Tama’s Lincoln Highway Bridge: A Landmark Spelled Out in Concrete

The Lincoln Highway Bridge in Tama, Iowa, taken sometime after 1968. (Historic American Engineering Record photo via Library of Congress >>)

The Lincoln Highway Bridge in Tama, Iowa, taken sometime after 1968. (Historic American Engineering Record photo via Library of Congress >>)

TAMA, Iowa — For Lincoln Highway enthusiasts, a stop in this small town about an hour west of Cedar Rapids is mandatory. On its eastern approach into the town from the U.S. 30 expressway bypass — and just off an older local bypass — the Lincoln Highway travels over a short bridge spanning a small creek.

The famous Lincoln Highway Bridge in Tama, Iowa (Photo by Michael E. Grass)

The famous Lincoln Highway Bridge in Tama, Iowa (Photo by Michael E. Grass)

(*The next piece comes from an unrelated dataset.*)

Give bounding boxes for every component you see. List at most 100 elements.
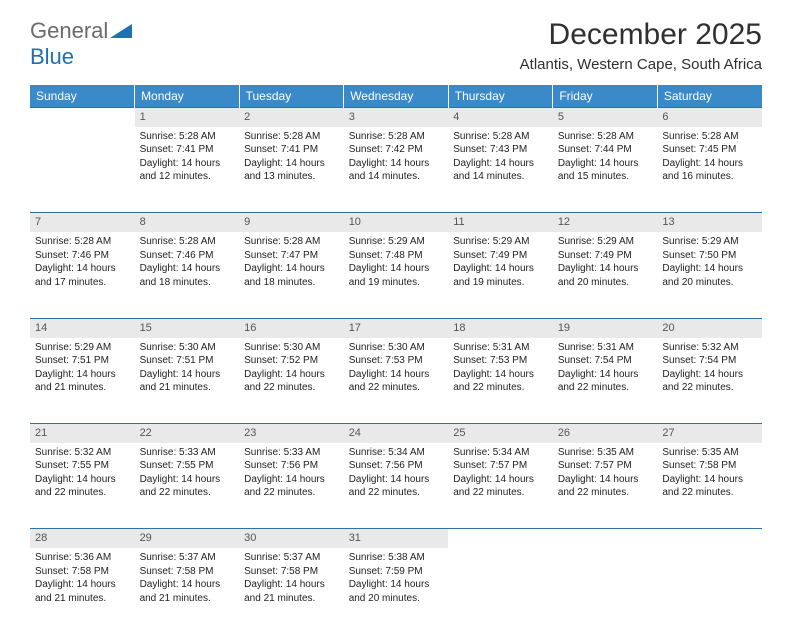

The concrete railing spells out “LINCOLN HIGHWAY.” It was a way for little Tama to stand apart from other towns proud to have the highway’s alignment go through their town. (Tama, in fact, hosts an annual Lincoln Highway Bridge Festival.)

By simply spelling two words out in concrete, this tiny town transformed the Lincoln Highway into its own modern monument. To the rest of the state, it showed that Tama wasn’t stuck in the mud.

Iowa’s often impassable dirt roads were notoriously bad. And there were disagreements on how to improve them or whether to improve them at all.